By Carey Roberts, Self-Published, 2011
Reviewed by David K. Hildebrand, Ph.D.
Historical fiction provides a compelling call for the reader to go well beyond traditional history. I for one have been long happy to absorb the facts, theories, and analyses often well crafted into secondary sources, such as Steve Vogel’s excellent telling of the near cataclysmic summer of 1814 in Through the Perilous Fight – Six Weeks that Saved the Nation. Painstakingly researched and engagingly argued, this book is simply definitive on its topic.
Vogel’s mission differs from that of Carey Roberts, who takes some of Vogel’s real characters and breathes feeling and emotion into their actions. She also embraces historical figures less well documented than the American hero Joshua Barney and British Rear Admirals Cockrane and Coburn. She draws the reader into their reactions during such momentous events in Washington, Baltimore and thereabouts throughout the summer and early fall of 1814.
Take, for instance, the escaped slave Mingo Jones, torn between the needs of his colleagues during a time of war and his own sense of self-preservation. While making up perhaps one-sixth of the crews of the American navy through the 1812-1815 period, the perspectives of Blacks and Native Americans have largely been ignored in traditional histories (excepting, of course, recent works by Alan Taylor such as The Civil War of 1812 and his 2014 Pulitzer-winning The Internal Enemy: Slavery and War in Virginia, 1772-1832.) By considering Mingo’s perspective and trying to imagine how a man coming from such lower and constrained circumstances would react in battle among fellow soldiers forces the reader to expand and consider events in a new and fresh way. Likewise, through the voices of boys like Jason and Caleb (the drummer boy), readers are invited to re-live the immature yet vivid feelings of excitement, drive and duty held by young soldiers not quite men.
Star-Spangled Sailors tells most of its story through the voice of a young and promising white sailor-then-soldier named Jack Webster. Webster, who feels shamed by the retreat of the Americans at Bladensburg, must overcome his own sense of failure in protecting Captain Joshua Barney through a journey of personal retreat followed by re-grouping and making a stand. This, at the climax of the story, takes place not at the glorified venue of Fort McHenry itself, but at Babcock Battery, a small but important defensive post outside the fort. By taking command of a much smaller, and ostensibly insignificant post plagued by the terror of darkness and the knowledge of being vastly out-manned and out-gunned, Webster becomes the hero after all. This brilliant American tactic of protecting Baltimore’s vulnerable tributaries as Webster did may well have turned the tide while more major and widely recorded assaults were taking place upon Fort McHenry and by the thousands of British marines who had landed at North Point the day before and were marching towards the city.

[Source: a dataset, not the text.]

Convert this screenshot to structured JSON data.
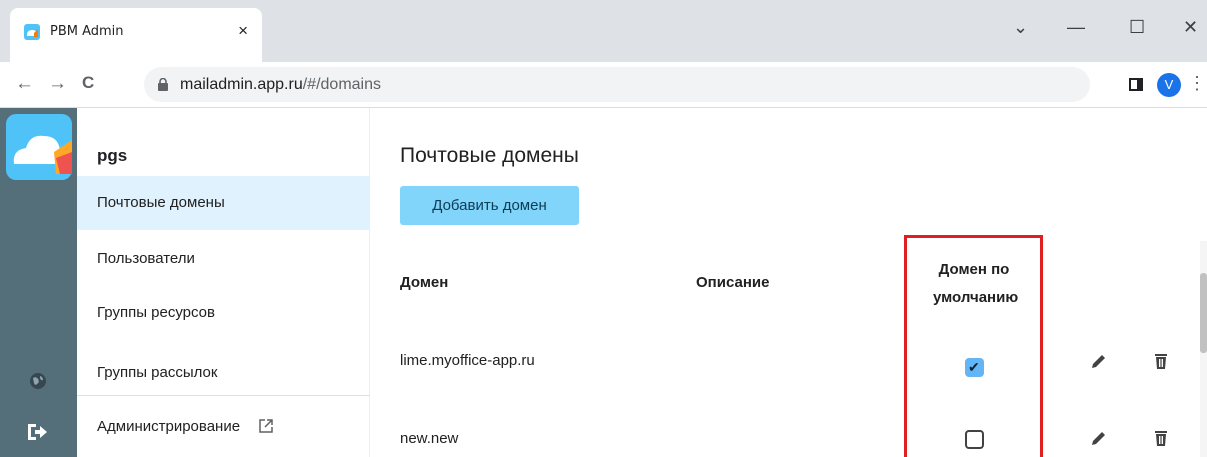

Carey C. Roberts portrays sailing-master Jack Webster’s character not just as self-sacrificing, brave and heroic, but as a man with real emotions. He is susceptible both to self-doubt and to the allure of an attractive farm girl, Rachel. I’ll admit here as reviewer of this book that once the story line ventured into romance my antennae went up — but through the course of the story I got pulled in and thought — “Hey, why not factor in that we are all human after all . . . perhaps this is an under-represented aspect of history?” The few romantic episodes are brief and to the point, driving the plot while not becoming distractions or sub-plots within themselves. Even British Major-General Robert Ross’s demise takes on a fresher, more sympathetic mood. It brings to mind Benjamin West’s 1770 depiction of General Wolfe mortally wounded at Quebec, which evokes perhaps pity even more than hero worship.
As a music historian by profession, I admire the author’s attempts to invoke a sort of soundtrack into the narrative along with her visual and emotional imagery. “Serious” historians rarely draw upon musical cues or context, excepting the Canadian author Donald Graves who has taken to quoting lyrical excerpts from songs as chapter headings. I personally congratulate and thank Carey for being so culturally diverse. The details of her musical allusions are not always precise, but I commend her open-minded inclusiveness than nit-pick over the choice of instruments, composers, or the like.
Finally, and perhaps most importantly, I admire the author’s success in keeping the narrative so very close to factual accuracy. Other more strict scholars like Vogel, Don Hickey, or Ralph Eshelman would probably have noticed and argued details unknown to me, but I had the very strong sense that the author not only did copious homework but at no point felt compelled to deviate or exaggerate the story line. Instead, Carey C. Roberts has flushed the story out believably and interestingly, and for that I would strongly recommend that you read this book as a way to feel as much as understand this rich moment in time.
Dr. David K. Hildebrand, is the Director of The Colonial Music Institute.